Synopsis : Incapable de faire face à la mort de sa grand-mère, Sam devient convaincue que son corps est l’hôte d’un être extra-terrestre qui doit être retiré. Le problème, c’est que personne ne la croit. Plutôt, on soupçonne Sam d’essayer de tuer sa grand-mère.

Avis : They’re here, c’est comme si Invasion of the Body Snatchers faisait un bébé avec la nouvelle The Colour out of Space d’H.P. Lovecraft, et que ce bébé faisait un autre bébé avec Stranger Things. Le court-métrage de Sid Zanforlin est une œuvre somme dans le genre, évitant toutefois de traiter des thématiques déjà abordés mille et une fois auparavant. La preuve : le film se termine là où il devrait techniquement commencer, sachant s’arrêter au bon moment (je n’en dis pas plus). Si la relation entre la petite Samantha (Melia Charlotte Cressaty) et sa grand-mère Jude (Bronwen Mantel) n’est pas des plus touchantes, c’est parce que le scénario nous amène ailleurs, dans l’ambiguïté du deuil, du refus et de la mort. C’est une bonne chose.

La marche (4 minutes)

Réalisation : Yoakim Bélanger | Distribution : Travelling | Animation

Synopsis : Des femmes de tous âges émergent de l’ombre et marchent ensemble vers une source lumineuse. Guidées par leur instinct, elles devront se faire face et transcender leurs propres limites.

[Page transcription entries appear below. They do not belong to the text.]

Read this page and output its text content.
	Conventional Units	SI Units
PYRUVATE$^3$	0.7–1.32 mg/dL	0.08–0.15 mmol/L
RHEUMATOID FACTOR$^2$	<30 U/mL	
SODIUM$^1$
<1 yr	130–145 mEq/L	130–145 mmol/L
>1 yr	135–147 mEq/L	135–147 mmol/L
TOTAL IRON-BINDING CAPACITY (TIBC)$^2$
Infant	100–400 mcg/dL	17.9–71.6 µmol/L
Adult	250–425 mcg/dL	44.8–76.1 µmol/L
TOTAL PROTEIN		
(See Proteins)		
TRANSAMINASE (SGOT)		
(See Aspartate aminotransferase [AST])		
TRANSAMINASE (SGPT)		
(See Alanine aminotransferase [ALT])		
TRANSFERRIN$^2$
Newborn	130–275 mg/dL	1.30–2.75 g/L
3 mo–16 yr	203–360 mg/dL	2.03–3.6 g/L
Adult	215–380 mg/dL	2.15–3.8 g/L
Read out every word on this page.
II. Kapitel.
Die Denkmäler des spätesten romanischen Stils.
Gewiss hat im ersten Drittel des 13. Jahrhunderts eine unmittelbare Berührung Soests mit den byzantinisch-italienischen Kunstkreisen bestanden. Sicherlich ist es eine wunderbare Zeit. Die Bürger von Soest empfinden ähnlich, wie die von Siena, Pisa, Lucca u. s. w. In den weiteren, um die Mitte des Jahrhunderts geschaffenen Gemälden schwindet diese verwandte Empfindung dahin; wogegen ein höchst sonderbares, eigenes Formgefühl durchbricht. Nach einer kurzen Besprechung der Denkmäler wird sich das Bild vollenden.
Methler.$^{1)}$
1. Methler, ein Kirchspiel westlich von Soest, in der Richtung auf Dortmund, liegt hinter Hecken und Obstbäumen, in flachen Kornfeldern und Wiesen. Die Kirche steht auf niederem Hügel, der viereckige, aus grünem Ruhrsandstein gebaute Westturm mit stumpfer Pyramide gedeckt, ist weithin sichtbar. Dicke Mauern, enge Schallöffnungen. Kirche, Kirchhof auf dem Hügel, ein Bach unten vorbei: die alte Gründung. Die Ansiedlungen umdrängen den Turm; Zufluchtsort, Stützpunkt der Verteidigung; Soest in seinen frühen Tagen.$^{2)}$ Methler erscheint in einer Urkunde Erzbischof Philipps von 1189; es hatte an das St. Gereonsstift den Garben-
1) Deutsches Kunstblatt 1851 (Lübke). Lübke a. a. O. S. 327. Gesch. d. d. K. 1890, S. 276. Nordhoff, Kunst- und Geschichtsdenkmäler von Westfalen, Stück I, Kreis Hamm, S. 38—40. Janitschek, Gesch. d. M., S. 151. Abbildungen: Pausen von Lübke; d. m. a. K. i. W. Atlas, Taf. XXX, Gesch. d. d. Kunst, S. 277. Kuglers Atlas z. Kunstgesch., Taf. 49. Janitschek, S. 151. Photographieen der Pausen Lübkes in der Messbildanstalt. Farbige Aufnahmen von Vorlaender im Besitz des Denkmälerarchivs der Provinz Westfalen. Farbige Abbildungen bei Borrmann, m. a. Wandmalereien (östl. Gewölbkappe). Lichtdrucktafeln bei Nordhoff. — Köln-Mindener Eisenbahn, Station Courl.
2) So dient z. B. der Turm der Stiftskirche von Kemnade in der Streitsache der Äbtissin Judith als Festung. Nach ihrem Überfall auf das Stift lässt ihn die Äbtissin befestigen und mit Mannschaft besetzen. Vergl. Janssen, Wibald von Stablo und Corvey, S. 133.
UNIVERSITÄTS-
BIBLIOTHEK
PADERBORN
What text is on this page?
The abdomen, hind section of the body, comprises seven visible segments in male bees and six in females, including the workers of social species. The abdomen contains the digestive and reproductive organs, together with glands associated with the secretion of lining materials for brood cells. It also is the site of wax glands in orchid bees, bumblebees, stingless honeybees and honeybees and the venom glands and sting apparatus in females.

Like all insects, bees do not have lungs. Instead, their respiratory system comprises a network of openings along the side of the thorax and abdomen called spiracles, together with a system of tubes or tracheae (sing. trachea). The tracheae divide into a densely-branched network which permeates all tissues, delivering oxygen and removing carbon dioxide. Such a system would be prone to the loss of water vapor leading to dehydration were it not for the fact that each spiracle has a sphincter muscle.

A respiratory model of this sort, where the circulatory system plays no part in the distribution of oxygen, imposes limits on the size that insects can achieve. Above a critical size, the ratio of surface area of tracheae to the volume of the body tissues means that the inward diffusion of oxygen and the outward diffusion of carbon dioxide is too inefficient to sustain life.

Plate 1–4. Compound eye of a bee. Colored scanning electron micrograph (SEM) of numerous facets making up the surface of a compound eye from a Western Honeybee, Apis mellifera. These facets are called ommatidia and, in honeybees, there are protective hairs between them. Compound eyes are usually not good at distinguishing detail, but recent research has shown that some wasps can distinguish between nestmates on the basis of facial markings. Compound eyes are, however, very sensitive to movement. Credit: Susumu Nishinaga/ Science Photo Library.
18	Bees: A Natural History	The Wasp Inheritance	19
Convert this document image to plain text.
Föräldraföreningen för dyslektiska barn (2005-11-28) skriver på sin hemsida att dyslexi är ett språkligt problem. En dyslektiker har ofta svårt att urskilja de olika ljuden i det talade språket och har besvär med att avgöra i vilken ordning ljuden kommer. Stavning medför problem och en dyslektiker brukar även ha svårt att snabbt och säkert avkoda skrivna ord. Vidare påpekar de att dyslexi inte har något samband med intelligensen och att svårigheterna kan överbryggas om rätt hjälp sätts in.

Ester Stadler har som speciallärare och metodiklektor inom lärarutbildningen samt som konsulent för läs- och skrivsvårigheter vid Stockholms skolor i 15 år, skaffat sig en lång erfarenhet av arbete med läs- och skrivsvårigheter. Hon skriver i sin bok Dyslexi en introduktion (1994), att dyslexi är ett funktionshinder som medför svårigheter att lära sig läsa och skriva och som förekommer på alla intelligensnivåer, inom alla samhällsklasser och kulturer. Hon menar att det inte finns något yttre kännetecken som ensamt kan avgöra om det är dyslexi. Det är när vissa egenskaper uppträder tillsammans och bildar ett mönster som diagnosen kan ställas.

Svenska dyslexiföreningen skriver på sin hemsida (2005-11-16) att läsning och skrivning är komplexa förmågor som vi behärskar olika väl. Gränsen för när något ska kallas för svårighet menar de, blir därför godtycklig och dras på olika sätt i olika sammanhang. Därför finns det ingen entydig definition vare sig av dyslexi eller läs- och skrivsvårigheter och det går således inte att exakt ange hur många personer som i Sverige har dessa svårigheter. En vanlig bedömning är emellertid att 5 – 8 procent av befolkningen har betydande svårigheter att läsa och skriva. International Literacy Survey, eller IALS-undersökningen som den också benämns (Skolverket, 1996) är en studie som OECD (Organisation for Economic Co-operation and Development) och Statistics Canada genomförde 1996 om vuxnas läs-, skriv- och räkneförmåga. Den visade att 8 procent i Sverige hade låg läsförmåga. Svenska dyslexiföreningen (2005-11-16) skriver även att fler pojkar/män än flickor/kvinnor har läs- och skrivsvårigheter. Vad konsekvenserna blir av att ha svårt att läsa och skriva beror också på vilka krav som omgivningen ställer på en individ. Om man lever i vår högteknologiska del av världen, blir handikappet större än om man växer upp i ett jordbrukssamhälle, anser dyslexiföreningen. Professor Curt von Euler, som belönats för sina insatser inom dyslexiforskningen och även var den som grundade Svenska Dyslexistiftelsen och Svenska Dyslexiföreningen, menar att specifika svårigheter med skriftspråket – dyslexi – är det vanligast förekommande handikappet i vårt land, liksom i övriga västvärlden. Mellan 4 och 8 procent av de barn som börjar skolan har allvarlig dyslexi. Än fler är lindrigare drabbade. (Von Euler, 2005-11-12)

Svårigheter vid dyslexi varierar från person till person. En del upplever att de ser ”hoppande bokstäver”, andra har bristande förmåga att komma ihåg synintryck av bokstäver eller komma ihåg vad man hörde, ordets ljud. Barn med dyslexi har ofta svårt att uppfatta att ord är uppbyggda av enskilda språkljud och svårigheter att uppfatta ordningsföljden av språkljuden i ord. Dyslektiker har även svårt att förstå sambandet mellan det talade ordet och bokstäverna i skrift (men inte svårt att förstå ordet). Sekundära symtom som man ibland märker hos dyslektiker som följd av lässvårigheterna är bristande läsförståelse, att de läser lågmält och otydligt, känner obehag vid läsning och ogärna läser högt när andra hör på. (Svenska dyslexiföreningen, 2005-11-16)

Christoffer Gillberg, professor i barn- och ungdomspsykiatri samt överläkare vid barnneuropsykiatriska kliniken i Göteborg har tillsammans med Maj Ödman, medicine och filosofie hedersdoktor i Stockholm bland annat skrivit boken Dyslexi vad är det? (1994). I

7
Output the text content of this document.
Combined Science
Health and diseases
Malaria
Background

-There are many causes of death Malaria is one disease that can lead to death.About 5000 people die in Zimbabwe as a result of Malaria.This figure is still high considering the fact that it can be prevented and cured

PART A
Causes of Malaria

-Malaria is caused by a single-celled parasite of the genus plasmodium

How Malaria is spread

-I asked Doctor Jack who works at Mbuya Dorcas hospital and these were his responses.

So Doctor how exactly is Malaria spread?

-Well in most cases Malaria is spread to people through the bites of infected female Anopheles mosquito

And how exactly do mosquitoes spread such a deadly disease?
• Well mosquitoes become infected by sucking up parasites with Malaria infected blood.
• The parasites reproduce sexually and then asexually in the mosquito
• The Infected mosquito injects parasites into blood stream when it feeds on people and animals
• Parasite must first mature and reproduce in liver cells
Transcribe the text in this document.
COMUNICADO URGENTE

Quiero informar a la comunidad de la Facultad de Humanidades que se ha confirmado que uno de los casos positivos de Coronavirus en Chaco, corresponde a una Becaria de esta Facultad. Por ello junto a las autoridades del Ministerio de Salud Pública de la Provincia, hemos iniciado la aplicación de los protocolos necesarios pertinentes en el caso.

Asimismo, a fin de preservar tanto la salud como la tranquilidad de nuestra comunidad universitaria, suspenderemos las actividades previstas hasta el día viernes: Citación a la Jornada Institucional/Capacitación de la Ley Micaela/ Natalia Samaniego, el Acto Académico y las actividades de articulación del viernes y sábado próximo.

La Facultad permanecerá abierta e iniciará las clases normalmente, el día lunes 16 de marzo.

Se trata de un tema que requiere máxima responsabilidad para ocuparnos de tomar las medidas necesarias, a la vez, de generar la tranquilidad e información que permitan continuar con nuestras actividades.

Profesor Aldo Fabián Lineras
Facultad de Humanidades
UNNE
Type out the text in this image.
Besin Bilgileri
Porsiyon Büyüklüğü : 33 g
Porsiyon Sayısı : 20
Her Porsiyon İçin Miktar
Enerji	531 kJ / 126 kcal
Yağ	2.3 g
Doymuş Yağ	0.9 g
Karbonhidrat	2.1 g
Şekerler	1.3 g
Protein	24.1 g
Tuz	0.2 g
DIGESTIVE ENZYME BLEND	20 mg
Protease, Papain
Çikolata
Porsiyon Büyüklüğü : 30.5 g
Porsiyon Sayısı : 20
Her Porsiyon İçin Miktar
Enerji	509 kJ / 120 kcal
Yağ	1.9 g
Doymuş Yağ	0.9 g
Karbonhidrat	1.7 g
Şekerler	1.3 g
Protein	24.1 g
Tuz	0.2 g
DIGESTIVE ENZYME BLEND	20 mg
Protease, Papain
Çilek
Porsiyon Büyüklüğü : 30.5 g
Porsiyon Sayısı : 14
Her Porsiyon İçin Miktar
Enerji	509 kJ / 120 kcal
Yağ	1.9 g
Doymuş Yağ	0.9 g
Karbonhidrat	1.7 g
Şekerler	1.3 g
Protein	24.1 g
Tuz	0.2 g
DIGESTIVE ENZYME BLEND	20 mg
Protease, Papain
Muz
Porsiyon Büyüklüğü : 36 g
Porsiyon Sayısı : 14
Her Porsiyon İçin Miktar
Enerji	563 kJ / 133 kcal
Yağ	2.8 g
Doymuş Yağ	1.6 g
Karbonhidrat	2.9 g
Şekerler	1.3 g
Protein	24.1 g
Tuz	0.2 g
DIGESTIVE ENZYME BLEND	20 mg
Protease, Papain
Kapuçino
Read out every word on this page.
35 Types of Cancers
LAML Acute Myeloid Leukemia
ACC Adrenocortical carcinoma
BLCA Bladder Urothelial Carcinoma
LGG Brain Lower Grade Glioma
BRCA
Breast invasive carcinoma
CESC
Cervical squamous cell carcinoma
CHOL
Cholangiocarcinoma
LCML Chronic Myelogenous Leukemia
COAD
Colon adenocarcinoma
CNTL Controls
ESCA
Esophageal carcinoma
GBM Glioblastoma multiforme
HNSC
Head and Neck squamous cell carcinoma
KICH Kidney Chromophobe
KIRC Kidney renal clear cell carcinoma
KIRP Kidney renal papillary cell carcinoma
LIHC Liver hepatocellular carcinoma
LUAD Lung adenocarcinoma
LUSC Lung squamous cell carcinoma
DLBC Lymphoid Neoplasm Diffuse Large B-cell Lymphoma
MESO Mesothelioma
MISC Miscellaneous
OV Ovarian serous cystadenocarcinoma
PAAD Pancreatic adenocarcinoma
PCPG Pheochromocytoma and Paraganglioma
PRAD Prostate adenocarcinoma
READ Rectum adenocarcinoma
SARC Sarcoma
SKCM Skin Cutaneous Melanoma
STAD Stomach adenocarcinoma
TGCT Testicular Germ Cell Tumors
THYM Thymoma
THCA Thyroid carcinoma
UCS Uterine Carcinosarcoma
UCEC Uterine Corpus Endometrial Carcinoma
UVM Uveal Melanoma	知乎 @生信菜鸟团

Avis : Des ombres, des silhouettes, des visages, un regard, du bruit, une lumière, puis, plus rien. La marche de Yoakim Bélanger fait partie de la sélection Impression(s) du Festival Plein(s) Écran(s), où les sens guident l’expérience cinématographique et où le réalisateur-animateur témoigne d’une vision du féminisme qui, certes déjà vue dans son propos, a le mérite d’être originale dans sa forme. Original n’est d’ailleurs peut-être pas le mot juste : le travail de Bélanger est soigné, rigoureux, juste.